Kinetoplastid-specific histone variant functions are conserved in Leishmania major

Protein-coding genes in kinetoplastid protists are transcribed from polycistronic arrays, yielding RNA precursors which are processed to form mature transcripts bearing a 5’ spliced leader (SL) and 3’ poly(A) tract. Regions of transcription initiation and termination lack known eukaryotic promoter and terminator elements, and current data suggest that transcription is instead regulated predominantly through epigenetic mechanisms. Several epigenetic marks, including histone modifications, histone variants, and an atypical DNA modification known as base J have been localized to regions of transcription initiation or termination in Trypanosoma brucei, Trypanosoma cruzi, and/or Leishmania major. Despite this conservation, the phenotypes of base J mutants vary significantly across trypanosomatids, suggesting that the specific epigenetic networks governing transcription initiation and termination have diverged significantly during evolution. In this light, we sought to characterize and compare the roles of the histone variants H2A.Z, H2B.V, and H3.V in L. major. As in T. brucei, the histone variants H2A.Z and H2B.V were shown to be essential in L. major using a powerful quantitative plasmid segregation-based test. In contrast and again similar to T. brucei, H3.V is not essential in Leishmania as H3.V-null lines grew normally, resembled WT, and remained infectious. Using SL-primed RNA-seq, we found that H3.V-null parasites have steady-state transcript levels comparable to WT parasites and display no defects in the efficiency of transcription termination at convergent strand switch regions (SSRs). Our results show a conservation of histone variant phenotypes between L. major and T. brucei, in contrast to the phenotypes associated with the epigenetic DNA base J modification. Total RNA from Four LmjF samples were analyzed using RNA-Seq. One of them is wildtype parasites, one is single knockout for H3V gene and two independent double knockouts for H3V gene.

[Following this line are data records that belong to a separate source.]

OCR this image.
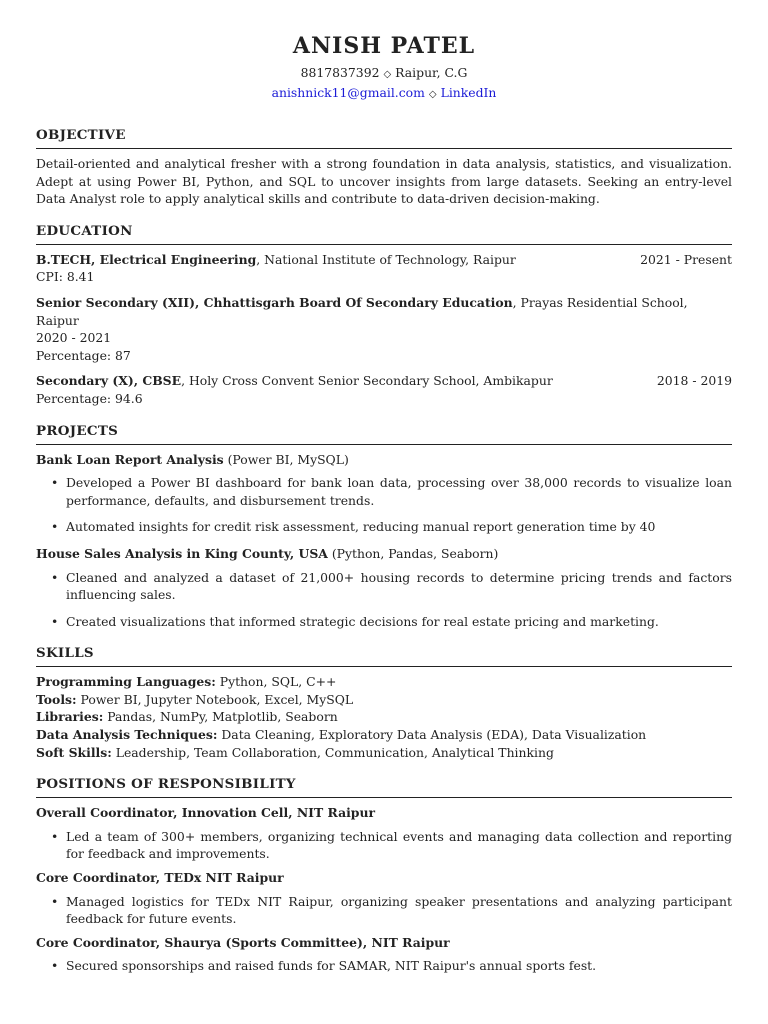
ANISH PATEL
8817837392 ◇ Raipur, C.G
anishnick11@gmail.com ◇ LinkedIn
OBJECTIVE
Detail-oriented and analytical fresher with a strong foundation in data analysis, statistics, and visualization. Adept at using Power BI, Python, and SQL to uncover insights from large datasets. Seeking an entry-level Data Analyst role to apply analytical skills and contribute to data-driven decision-making.
EDUCATION
B.TECH, Electrical Engineering, National Institute of Technology, Raipur	2021 - Present
CPI: 8.41
Senior Secondary (XII), Chhattisgarh Board Of Secondary Education, Prayas Residential School, Raipur
2020 - 2021
Percentage: 87
Secondary (X), CBSE, Holy Cross Convent Senior Secondary School, Ambikapur	2018 - 2019
Percentage: 94.6
PROJECTS
Bank Loan Report Analysis (Power BI, MySQL)
• Developed a Power BI dashboard for bank loan data, processing over 38,000 records to visualize loan performance, defaults, and disbursement trends.
• Automated insights for credit risk assessment, reducing manual report generation time by 40
House Sales Analysis in King County, USA (Python, Pandas, Seaborn)
• Cleaned and analyzed a dataset of 21,000+ housing records to determine pricing trends and factors influencing sales.
• Created visualizations that informed strategic decisions for real estate pricing and marketing.
SKILLS
Programming Languages: Python, SQL, C++
Tools: Power BI, Jupyter Notebook, Excel, MySQL
Libraries: Pandas, NumPy, Matplotlib, Seaborn
Data Analysis Techniques: Data Cleaning, Exploratory Data Analysis (EDA), Data Visualization
Soft Skills: Leadership, Team Collaboration, Communication, Analytical Thinking
POSITIONS OF RESPONSIBILITY
Overall Coordinator, Innovation Cell, NIT Raipur
• Led a team of 300+ members, organizing technical events and managing data collection and reporting for feedback and improvements.
Core Coordinator, TEDx NIT Raipur
• Managed logistics for TEDx NIT Raipur, organizing speaker presentations and analyzing participant feedback for future events.
Core Coordinator, Shaurya (Sports Committee), NIT Raipur
• Secured sponsorships and raised funds for SAMAR, NIT Raipur's annual sports fest.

动质体原生生物（kinetoplastid protists）的蛋白质编码基因由多顺反子阵列（polycistronic arrays）转录生成，产生的RNA前体经加工后形成带有5’端剪接前导序列（spliced leader, SL）和3’端poly(A)尾（poly(A) tract）的成熟转录本。转录起始与终止区域缺乏已知的真核生物启动子和终止子元件，现有数据表明，该类生物的转录主要通过表观遗传机制（epigenetic mechanisms）进行调控。已有研究在布氏锥虫（Trypanosoma brucei）、克氏锥虫（Trypanosoma cruzi）以及硕大利什曼原虫（Leishmania major）中，将包括组蛋白修饰（histone modifications）、组蛋白变体（histone variants）以及一种被称为碱基J（base J）的非典型DNA修饰在内的多种表观遗传标记定位到转录起始或终止区域。尽管存在这种保守性，但碱基J突变体的表型在锥虫体（trypanosomatids）中差异显著，这表明调控转录起始与终止的特异性表观遗传网络在进化过程中发生了显著分化。鉴于此，我们旨在表征并比较组蛋白变体H2A.Z、H2B.V以及H3.V在硕大利什曼原虫中的功能。与布氏锥虫的研究结果一致，基于质粒分离的定量检测法证实，H2A.Z与H2B.V在硕大利什曼原虫中是必需的。与之相反，且同样与布氏锥虫的研究结果相似，H3.V在利什曼原虫中并非必需：H3.V基因敲除株的生长状态正常，与野生型（wildtype）菌株无差异，且仍保持感染性。我们采用剪接前导序列引物介导的RNA测序（SL-primed RNA-seq）分析发现，H3.V敲除寄生虫的稳态转录本水平与野生型寄生虫相当，且在反向链转换区域（convergent strand switch regions, SSRs）的转录终止效率上未出现缺陷。本研究结果表明，硕大利什曼原虫与布氏锥虫之间的组蛋白变体表型具有保守性，这与表观遗传DNA碱基J修饰相关的表型形成鲜明对比。本研究对4份硕大利什曼原虫（LmjF）样本的总RNA进行了RNA测序（RNA-Seq）分析，其中1份为野生型寄生虫样本，1份为H3V基因单敲除样本，另外2份为独立获得的H3V基因双敲除样本。